The next analyzed feature is the number of stages to ascertain the final position. In this case, our system has two stages. The best solution is one stage because of simplicity. As we can see in
Table 3, only the systems in [
26] and [
27] have one stage, but these systems need extra messages to estimate the location. But, on the other hand there are several works that demonstrate that sending messages wastes more energy than computing [
39]. Finally we have analyzed the centralization and decentralization of the location systems and if they are recursively updated. Only our proposal and the one in reference [
28] are recursively updated. In conclusion, we can see that the proposed location system has more positive features and it improves all analyzed hybrid location systems.
6. Conclusions
In this paper two different approaches had been discussed. The so-called deductive methods, which require a model of propagation, a topological information of the environment, and the exact position of the radio stations, and the so-called inductive methods, which require a previous training phase where the system learns the signal strength in each location. The main shortcoming of this approach is that in some scenarios, the training phase cannot be done or could be very expensive. On the other hand, the Euclidean models are optimum when there are multiple access points and few walls.
In this work we present a hybrid location system using a new stochastic approach which is based on a combination of deductive and inductive methods. This system has been developed for wireless sensor networks using IEEE 802.11b/g standard in order to use a deployed wireless access network that is also used for internet access and data transfer.
We have tested the errors based on the number of samples and based on the number of base stations. We have estimated an experimental equation based on the graph trends of the errors of the measures obtained. We have compared our proposal with several methods in order to check our approach.
Our system uses a small set of training samples (inductive information). Given the actual signal strength, we use the closest training samples as a starting point. Then, the deductive propagation model is used to obtain the shift from the training samples. A stochastic approach is used whereby the optimal location can be estimated as the point that maximizes the product of probabilities from each of the closest training samples
Our proposal combines the advantages of the deductive and inductive methods in order to provide accurate measurements in hard environments (few base stations and/or few trained points). The goal of this work has been to reduce the training phase without losing precision. Now, we are trying to find the proposed model by adding other methods in order to obtain more accurate results.

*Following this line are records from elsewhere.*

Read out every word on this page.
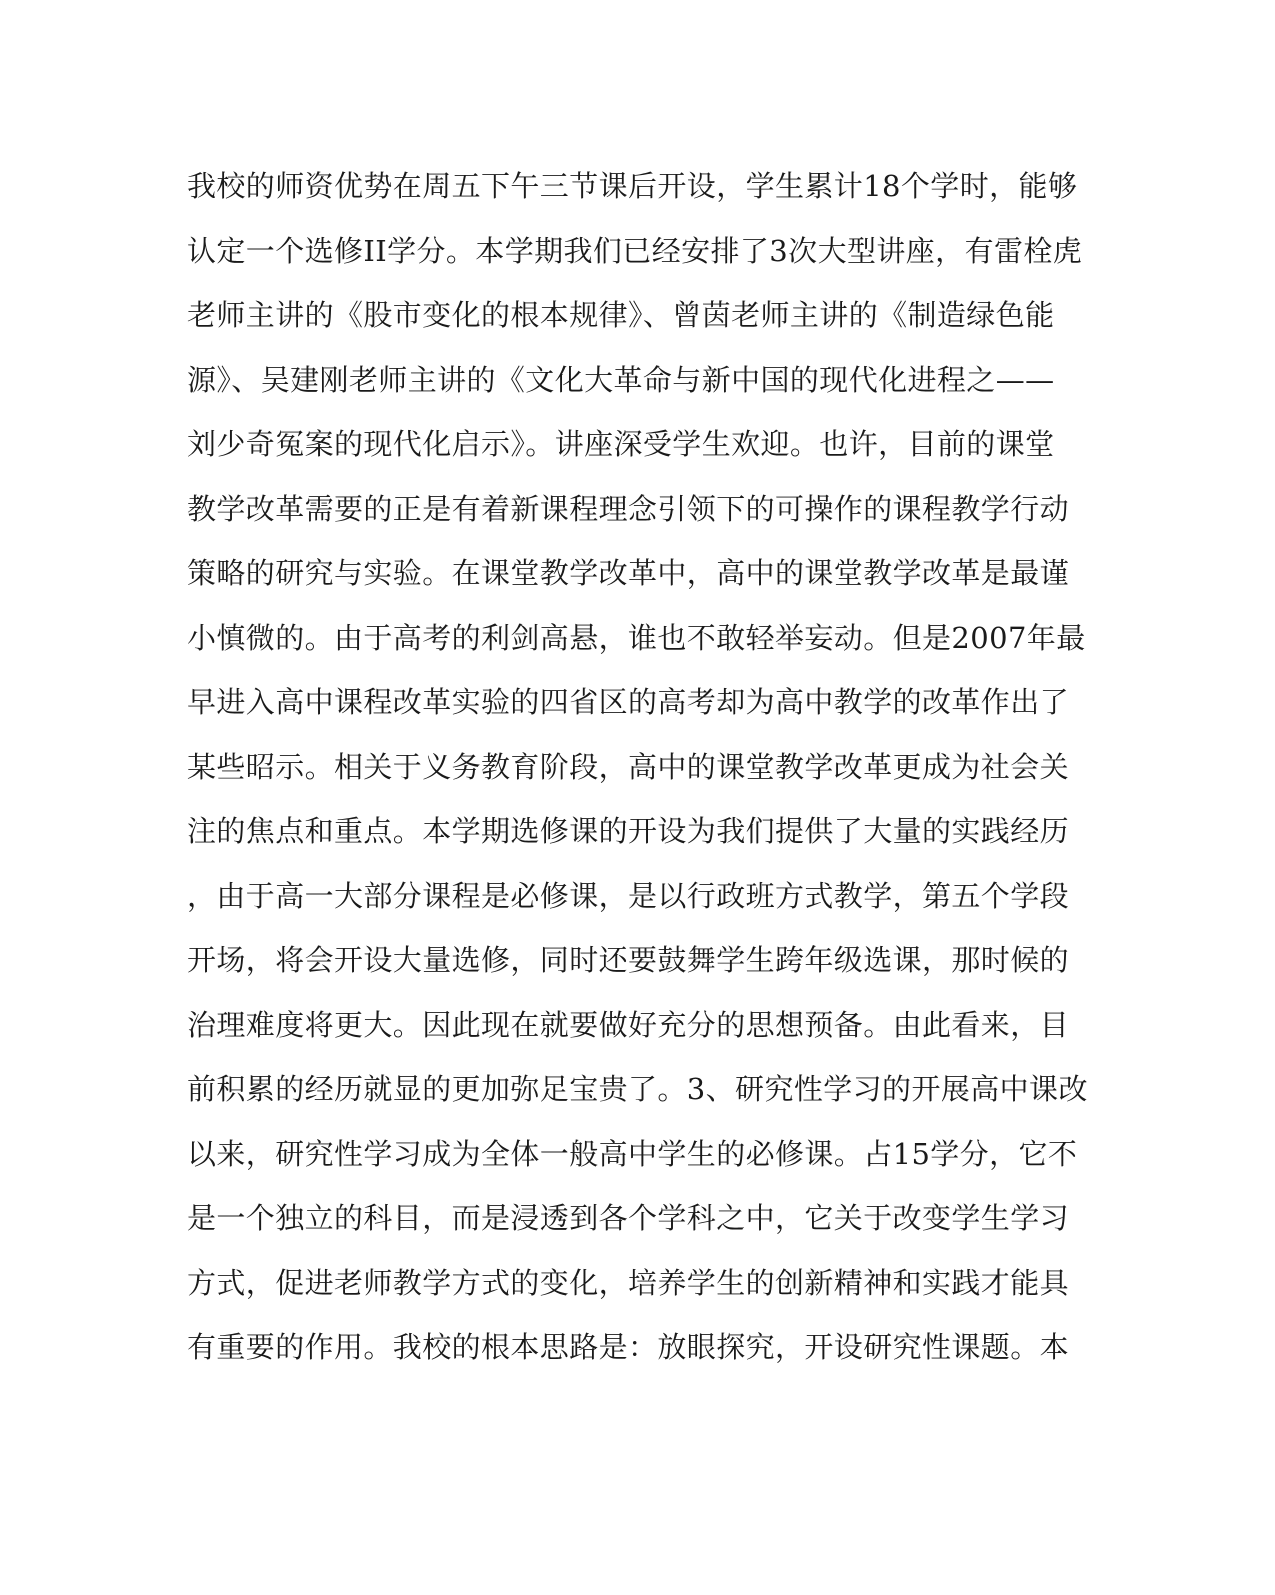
我校的师资优势在周五下午三节课后开设，学生累计18个学时，能够
认定一个选修II学分。本学期我们已经安排了3次大型讲座，有雷栓虎
老师主讲的《股市变化的根本规律》、曾茵老师主讲的《制造绿色能
源》、吴建刚老师主讲的《文化大革命与新中国的现代化进程之——
刘少奇冤案的现代化启示》。讲座深受学生欢迎。也许，目前的课堂
教学改革需要的正是有着新课程理念引领下的可操作的课程教学行动
策略的研究与实验。在课堂教学改革中，高中的课堂教学改革是最谨
小慎微的。由于高考的利剑高悬，谁也不敢轻举妄动。但是2007年最
早进入高中课程改革实验的四省区的高考却为高中教学的改革作出了
某些昭示。相关于义务教育阶段，高中的课堂教学改革更成为社会关
注的焦点和重点。本学期选修课的开设为我们提供了大量的实践经历
，由于高一大部分课程是必修课，是以行政班方式教学，第五个学段
开场，将会开设大量选修，同时还要鼓舞学生跨年级选课，那时候的
治理难度将更大。因此现在就要做好充分的思想预备。由此看来，目
前积累的经历就显的更加弥足宝贵了。3、研究性学习的开展高中课改
以来，研究性学习成为全体一般高中学生的必修课。占15学分，它不
是一个独立的科目，而是浸透到各个学科之中，它关于改变学生学习
方式，促进老师教学方式的变化，培养学生的创新精神和实践才能具
有重要的作用。我校的根本思路是：放眼探究，开设研究性课题。本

The proposed method is useful in cases where a good training phase is not practical (very few samples can be taken in advance), and the precise location of some access points is not known. These environments could be military, such as troop deployments inside buildings or discovery squads for hard environments, environments where the radio coverage is not known in advance (unknown deployments), or even environments where there the APs can be on or off at any time (dynamic environments). We are currently working on enhancing the precision of the proposed model. In future work we will evaluate the performance our proposal in hard environments.